In Honduras everyone greets each other with a kiss on the cheek. It is an expected greeting. Older children would asked to be picked up and hold hands naturally. My experience there was one of a culture that is affectionate and warm. Sociologists have studied “space bubbles” in various cultures and countries. They studied the distance a person was comfortable standing next to a stranger, an acquaintance, and a close friend. The U.S. didn’t have the biggest space bubble requirements in the world, but we were still grouped in the “non-contact culture” group. (https://www.washingtonpost.com/news/worldviews/wp/2017/04/24/how-close-is-too-close-depends-on-where-you-live/).

When I taught Kindergarten, I was expected to help teach norms around affection. I wish I could go back and do it very differently. Since we don’t have clear norms in our culture beyond a handshake greeting, we mostly taught them NOT to touch each other and to keep out of other’s space bubbles. Then, when I taught Junior High and High school kids at summer camp, we would do trust exercises and challenge course activities. We would laugh together about how much we have to first break the ice and get comfortable being in each other’s space bubble. Those exercises, however, were always very powerful. It is a vulnerable experience created in a safe environment that cannot be replicated without the aspect of being physically close to people. But, it makes me wonder, how would these activities be different if we didn’t have to unlearn our unclear norms around touch?

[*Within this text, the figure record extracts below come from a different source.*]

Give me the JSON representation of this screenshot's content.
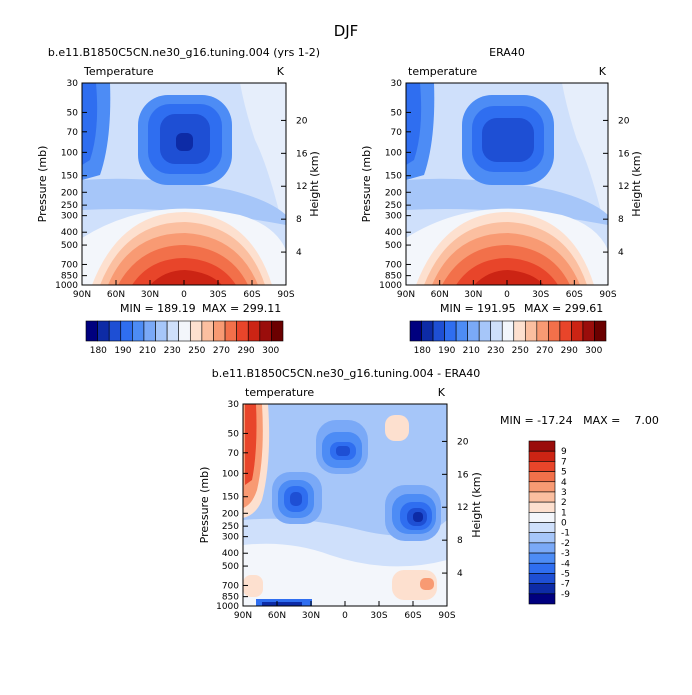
{
  "figure_title": "DJF",
  "colors": {
    "temp_scale": [
      "#00007f",
      "#0d2ba6",
      "#1e4fd4",
      "#2f6ef0",
      "#4d8cf5",
      "#7aa9f7",
      "#a6c6f9",
      "#cfe0fb",
      "#f3f6fb",
      "#fde0cf",
      "#fbbfa0",
      "#f89a73",
      "#f2704a",
      "#e8452a",
      "#cc2414",
      "#9a0d0b",
      "#6b0000"
    ],
    "diff_scale": [
      "#00007f",
      "#0d2ba6",
      "#1e4fd4",
      "#2f6ef0",
      "#4d8cf5",
      "#7aa9f7",
      "#a6c6f9",
      "#cfe0fb",
      "#f3f6fb",
      "#fde0cf",
      "#fbbfa0",
      "#f89a73",
      "#f2704a",
      "#e8452a",
      "#cc2414",
      "#9a0d0b"
    ]
  },
  "chart_data": [
    {
      "id": "model",
      "type": "contour",
      "title": "b.e11.B1850C5CN.ne30_g16.tuning.004 (yrs 1-2)",
      "left_label": "Temperature",
      "right_label": "K",
      "xlabel": "",
      "ylabel": "Pressure (mb)",
      "y2label": "Height (km)",
      "x_ticks": [
        "90N",
        "60N",
        "30N",
        "0",
        "30S",
        "60S",
        "90S"
      ],
      "y_ticks": [
        "30",
        "50",
        "70",
        "100",
        "150",
        "200",
        "250",
        "300",
        "400",
        "500",
        "700",
        "850",
        "1000"
      ],
      "y2_ticks": [
        "20",
        "16",
        "12",
        "8",
        "4"
      ],
      "min_label": "MIN = 189.19",
      "max_label": "MAX = 299.11",
      "min": 189.19,
      "max": 299.11,
      "colorbar_labels": [
        "180",
        "190",
        "210",
        "230",
        "250",
        "270",
        "290",
        "300"
      ]
    },
    {
      "id": "obs",
      "type": "contour",
      "title": "ERA40",
      "left_label": "temperature",
      "right_label": "K",
      "ylabel": "Pressure (mb)",
      "y2label": "Height (km)",
      "x_ticks": [
        "90N",
        "60N",
        "30N",
        "0",
        "30S",
        "60S",
        "90S"
      ],
      "y_ticks": [
        "30",
        "50",
        "70",
        "100",
        "150",
        "200",
        "250",
        "300",
        "400",
        "500",
        "700",
        "850",
        "1000"
      ],
      "y2_ticks": [
        "20",
        "16",
        "12",
        "8",
        "4"
      ],
      "min_label": "MIN = 191.95",
      "max_label": "MAX = 299.61",
      "min": 191.95,
      "max": 299.61,
      "colorbar_labels": [
        "180",
        "190",
        "210",
        "230",
        "250",
        "270",
        "290",
        "300"
      ]
    },
    {
      "id": "diff",
      "type": "contour",
      "title": "b.e11.B1850C5CN.ne30_g16.tuning.004 - ERA40",
      "left_label": "temperature",
      "right_label": "K",
      "ylabel": "Pressure (mb)",
      "y2label": "Height (km)",
      "x_ticks": [
        "90N",
        "60N",
        "30N",
        "0",
        "30S",
        "60S",
        "90S"
      ],
      "y_ticks": [
        "30",
        "50",
        "70",
        "100",
        "150",
        "200",
        "250",
        "300",
        "400",
        "500",
        "700",
        "850",
        "1000"
      ],
      "y2_ticks": [
        "20",
        "16",
        "12",
        "8",
        "4"
      ],
      "minmax_label": "MIN = -17.24   MAX =    7.00",
      "min": -17.24,
      "max": 7.0,
      "colorbar_labels": [
        "9",
        "7",
        "5",
        "4",
        "3",
        "2",
        "1",
        "0",
        "-1",
        "-2",
        "-3",
        "-4",
        "-5",
        "-7",
        "-9"
      ]
    }
  ]
}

I know there are many factors that contribute to the “hook-up culture,” particularly for adults in their 20s, but I wonder how much being starved for affection contributes to it? I don’t necessarily think delaying marriage until people have matured some was a bad cultural trend, but I do think we’ve somewhat abandoned a certain population of people to severe isolation for an entire decade- they’ve left their family of origin but haven’t yet started a new family. Some are able to seek out a strong community of friends, but they are the rarity. A lot of people seek community at work, but those relationships are, by nature, conditional.

In Portland, there is an office where you can pay for cuddles. Trained, professional platonic cuddlers charge $80-$100 an hour. I guess I am glad that people are recognizing their desperation for hugs, but the fact that this business model is growing so rapidly is a sign of just how touch deprived we are as a culture! It is sad that there are so many people who don’t feel they have anyone they can go to who would cuddle with them just because they are a friend. I feel sad for men for whom it would be even more socially unacceptable to platonically cuddle with someone. But mostly I feel sad for our culture that has so many people who will not receive the touch they so desperately need because they don’t live in Portland or don’t have $80 to spend on a hug.  The website of one of these places lists the benefits of touch: reduces depression, anxiety, chronic pain, stress and blood pressure and improves self-esteem, mood, confidence and immune system function. I’ve heard people talk about the youngest generation of teenagers and how sensitive they are and how much they lack resiliency. If that’s true about them, it’s because our culture has created them that way. It’s not their fault they have been given technology in place of human affection. It’s not their fault they don’t know how to greet one another, dance or be affectionate because there were no cultural rituals passed down to them to teach them these things.

I remember in high school recognizing particular people who were good huggers. Their hugs were warm and safe and full of care. I missed those people when they were gone. I don’t know how to change our culture around touch, but I guess I hope, like most things, it can start in small ways. Maybe we can learn to offer a back rub when a friend is stressed. Maybe we can place an understanding hand on someone’s shoulder when they are speaking. Maybe we can create rituals of greeting and goodbye that are expected and normal. Maybe we can just, as much as possible, prioritize being together ‘in the flesh’ over technology. And maybe we can be vulnerable and brave and ask for the hug or cuddle we need.